É impressionante os sinais que o universo nos envia para mostrar o nosso propósito. Quando finalmente percebemos a mensagem, realizamos que os sinais vêm de tão lá de trás...

Tenho uma mãe doente, uma mãe com Alzheimer. Uma doença que me retirou a mãe e lhe retirou a vida que lhe estaria destinada muito cedo, demasiado cedo. A minha mãe foi diagnosticada com Alzheimer aos 63 anos, sem hipótese de curtir a reforma dela como tanto ansiava. Até aos 66 anos foi uma evolução brutal, porque afinal, ela ainda era bastante nova para uma doença destas e a doença não perdoou.

Com o meu pai já num caco, decidimos coloca la num lar. Lembro me até hoje (e acho que vou lembrar sempre) a dor física que me saía do peito.
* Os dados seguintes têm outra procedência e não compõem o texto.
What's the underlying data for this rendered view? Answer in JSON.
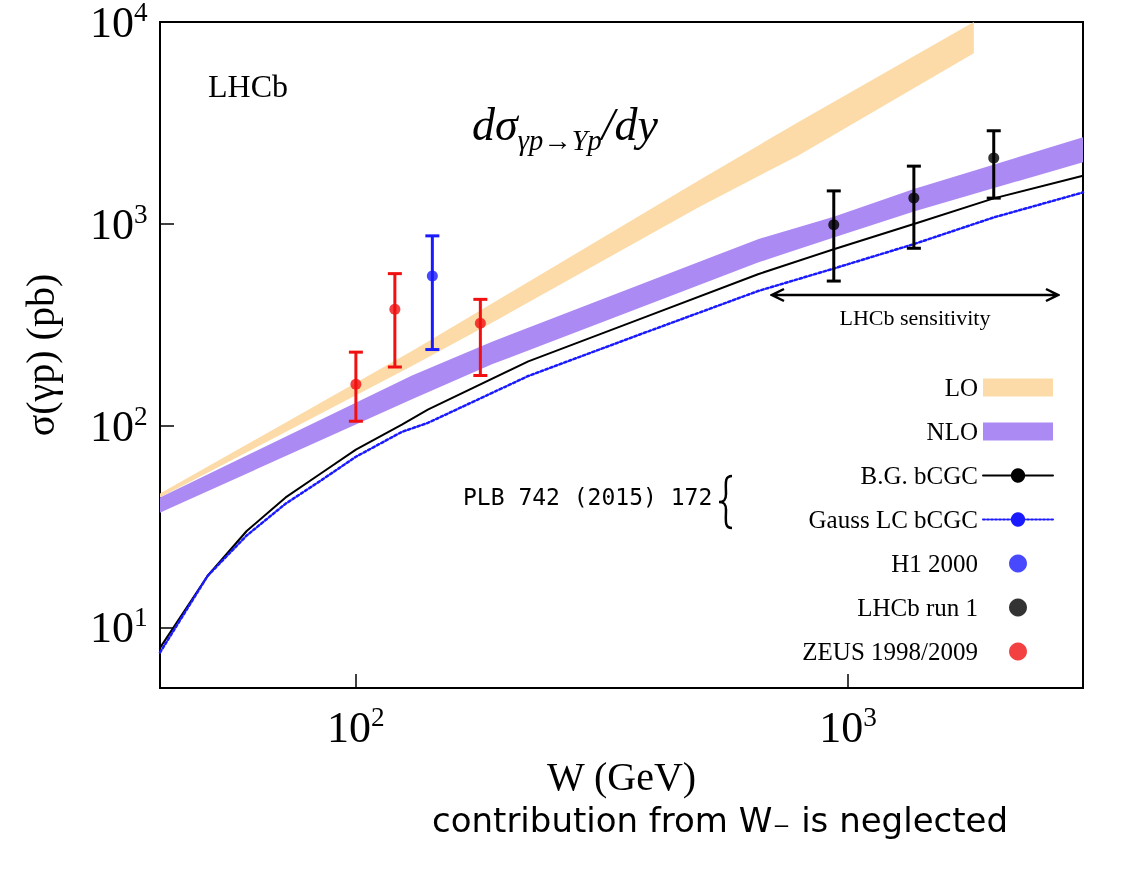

Uma dor que não cabia em mim, gritei tanto já cá fora depois de ter fingido que ia ficar tudo bem.

Desde o internamento da minha mãe, o meu pai foi se afundando aos poucos e quando eu estava pronta para o resgatar, já era tarde de mais... No espaço de um ano fechei empresas abertas sem atividade há mais de 20 anos, vendi terrenos e imóveis abandonados entregues a todo o tipo de problemas, arranjei empregadas para cuidar do meu pai e da casa, fui a médicos, hospitais, urgências, internamentos, operações...
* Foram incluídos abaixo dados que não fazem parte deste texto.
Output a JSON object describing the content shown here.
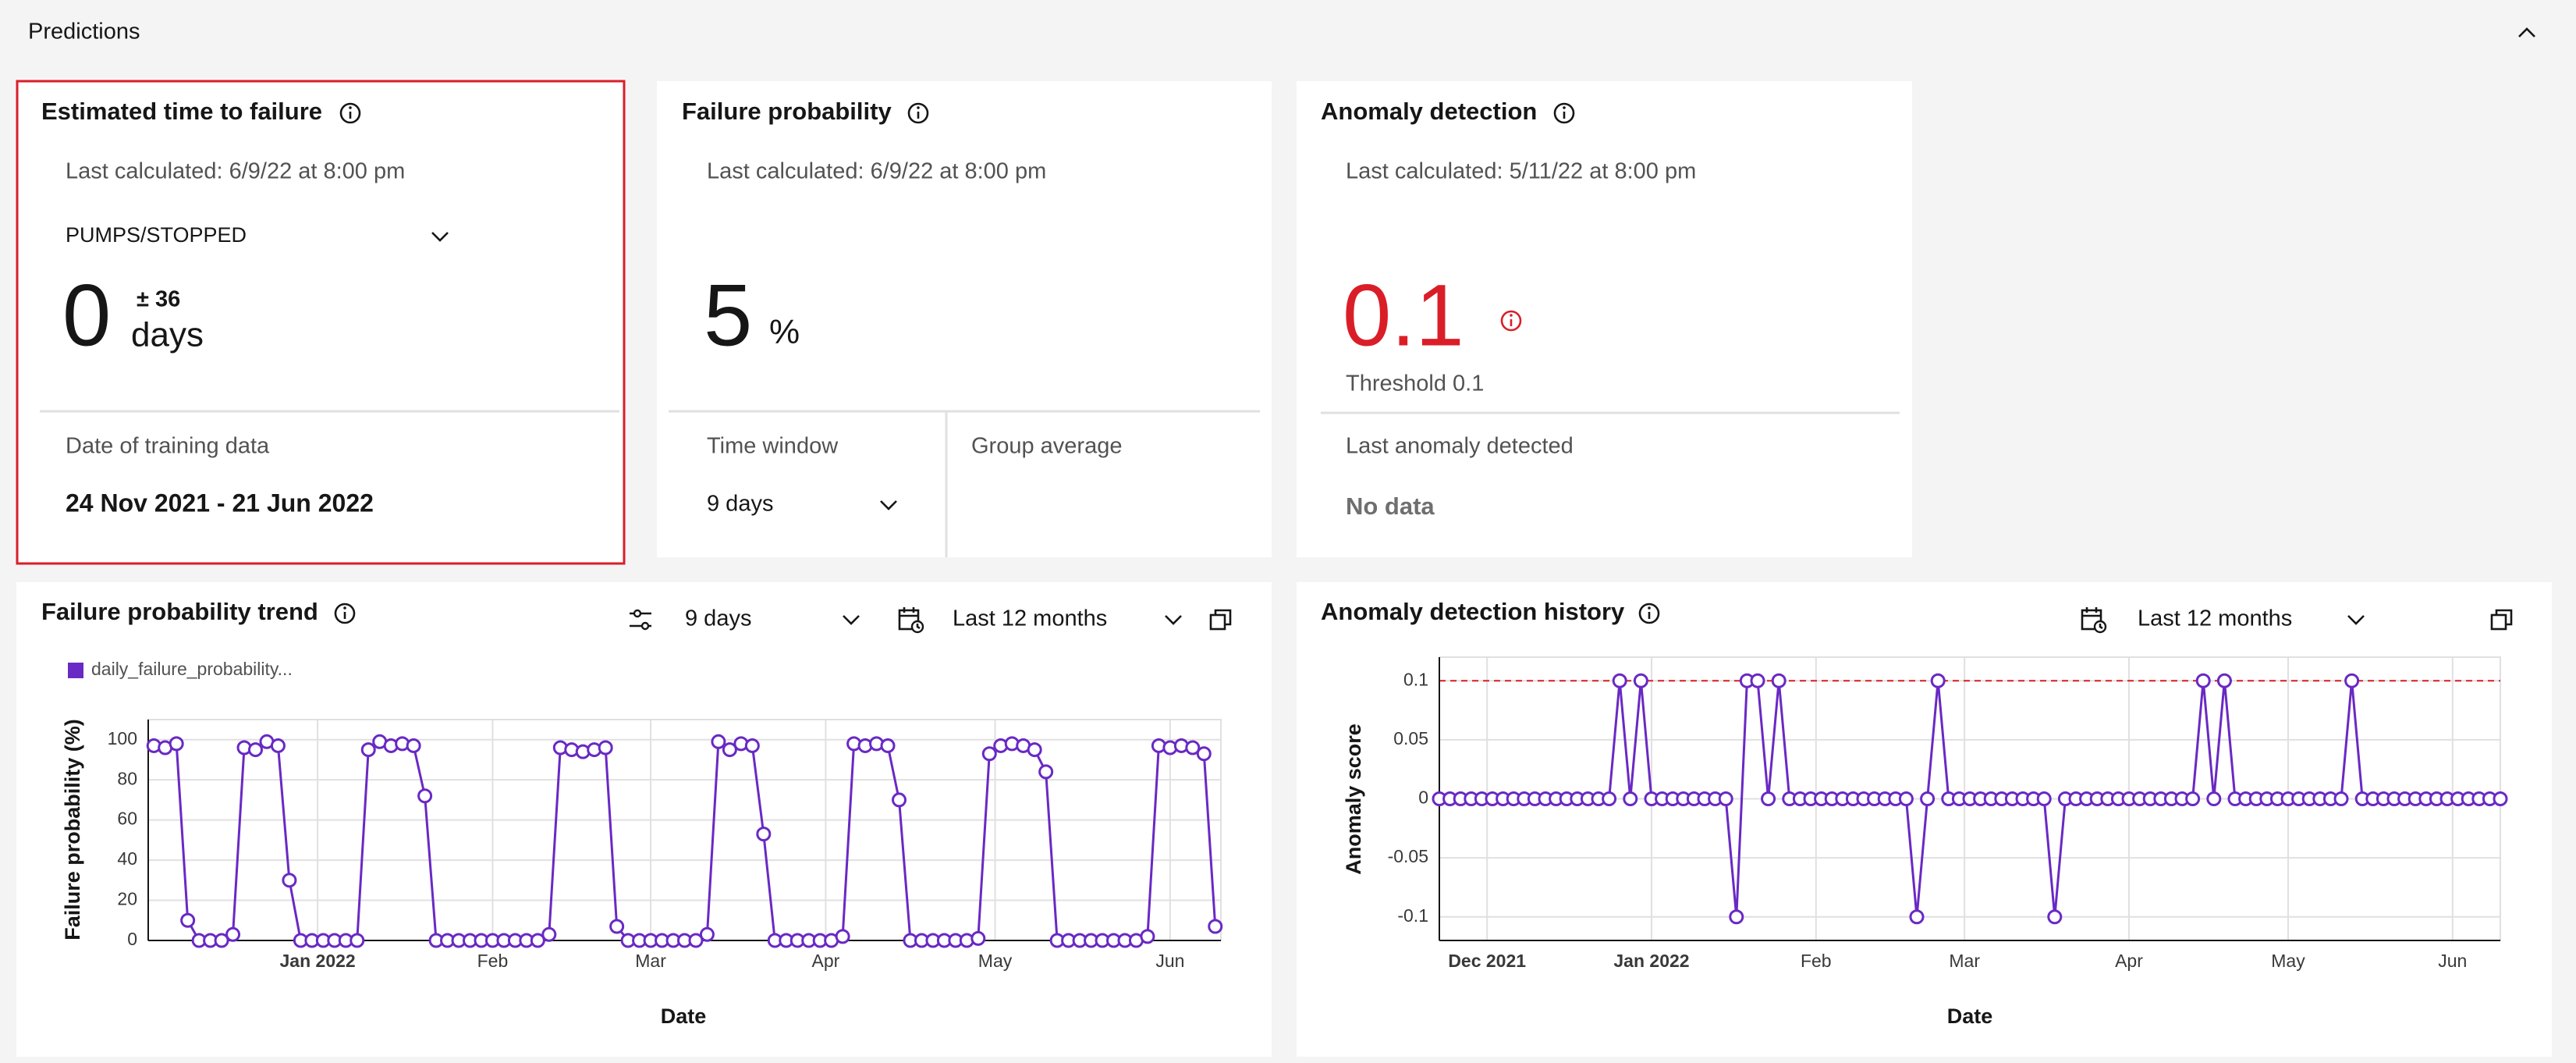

Bati no fundo à séria. Lembro me até hoje de um internamento do meu pai que o médico dele me prepara para o que nós já sabíamos, que o meu pai também teria uma demência.
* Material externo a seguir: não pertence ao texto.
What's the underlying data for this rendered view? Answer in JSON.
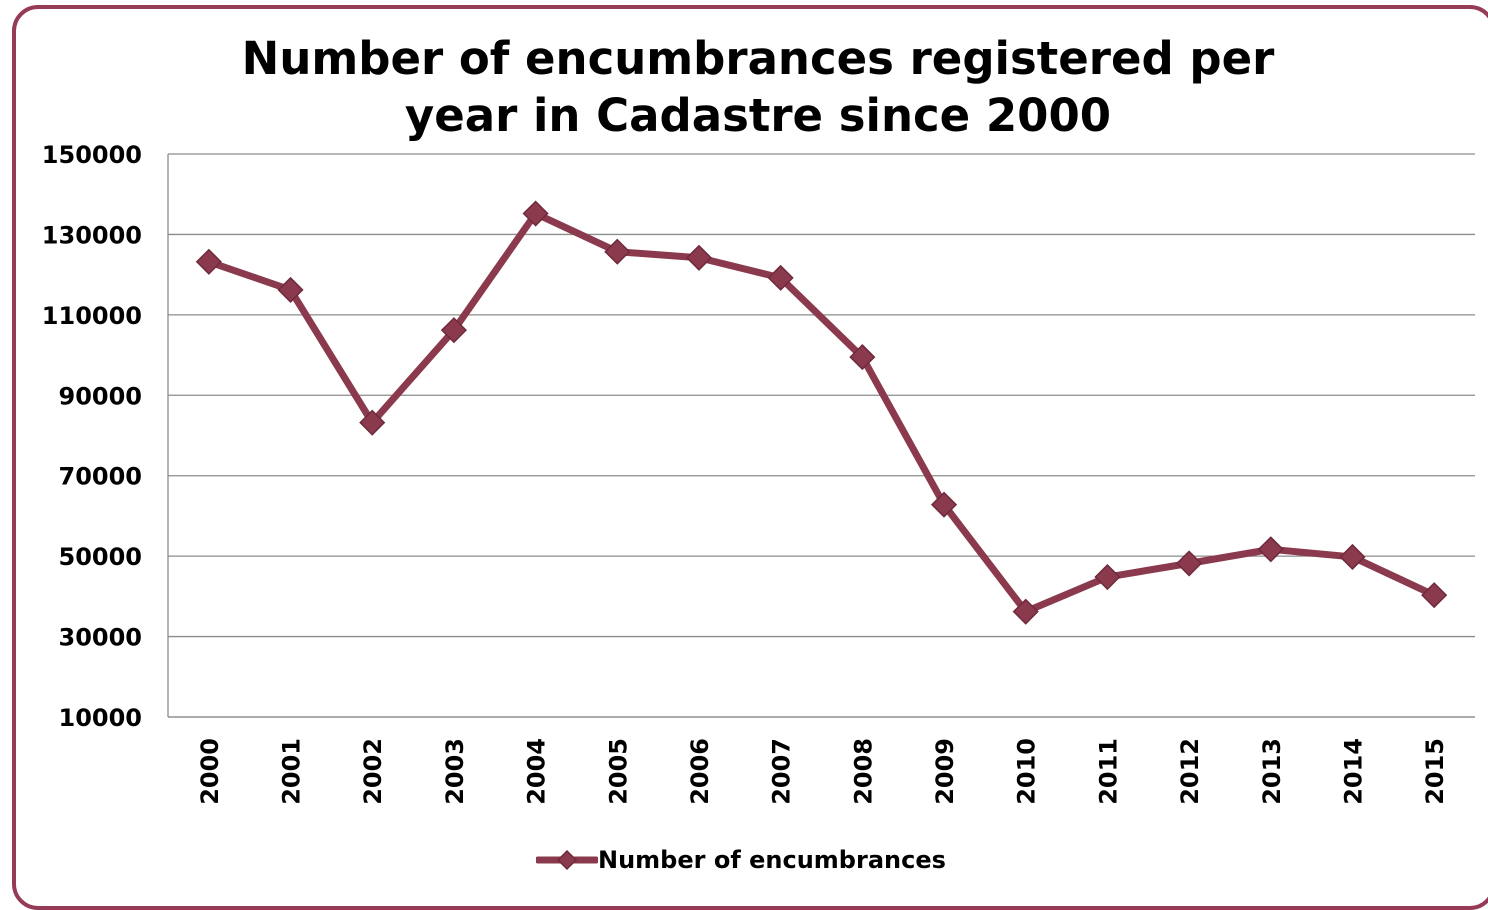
{
  "chart_data": {
    "type": "line",
    "title_lines": [
      "Number of encumbrances registered per",
      "year in Cadastre since 2000"
    ],
    "xlabel": "",
    "ylabel": "",
    "categories": [
      "2000",
      "2001",
      "2002",
      "2003",
      "2004",
      "2005",
      "2006",
      "2007",
      "2008",
      "2009",
      "2010",
      "2011",
      "2012",
      "2013",
      "2014",
      "2015"
    ],
    "series": [
      {
        "name": "Number of encumbrances",
        "color": "#8B3A4E",
        "marker": "diamond",
        "values": [
          123200,
          116200,
          83200,
          106200,
          135200,
          125700,
          124200,
          119200,
          99500,
          62800,
          36200,
          44800,
          48200,
          51700,
          49800,
          40300
        ]
      }
    ],
    "ylim": [
      10000,
      150000
    ],
    "yticks": [
      "150000",
      "130000",
      "110000",
      "90000",
      "70000",
      "50000",
      "30000",
      "10000"
    ],
    "grid": true,
    "legend_position": "bottom"
  }
}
Não chegava uma mãe que perdi precocemente ainda por cima estando ela viva? Não chegava isso? Pelos vistos não... Ainda não tinha chegado lá.

Tenho até hoje uma receita médica para me tratar. Nunca a usei. Não acreditei que fosse essa a ajuda que precisasse, e até agora estou grata por ter dado ouvidos à minha intuição.

Todo o percurso que tive de fazer entre advogados, contabilistas, médicos, inquilinos, cuidadoras fez me perceber a falta de apoio que há. Eu e as minhas irmãs tivemos de tirar todo um mestrado de assuntos que nem sabíamos que existiam na nossa vida e na vida dos nossos pais.

Sem nos apercebermos, vamos fazendo um percurso que no final tudo se liga. Há um tempo atrás comecei todo um caminho de desenvolvimento pessoal que me fez perceber o meu propósito, e não há descrição da sensação que isso nos dá. Parece que de repente tudo faz sentido, é simplesmente mágico!

Iniciei formação em Personal Organizer e algumas noções de Coaching para me sentir preparada para a minha missão. Com os conhecimentos que vou adquirir quero ajudar as famílias a reorganizarem se quando os seus pilares já não são capazes. Serei capaz de organizar casas, arranjar os melhores profissionais em todo o tipo de questões burocráticas e desta forma fazer como que tudo seja mais suave.

Porque sim, pode ser suave. Basta acreditar.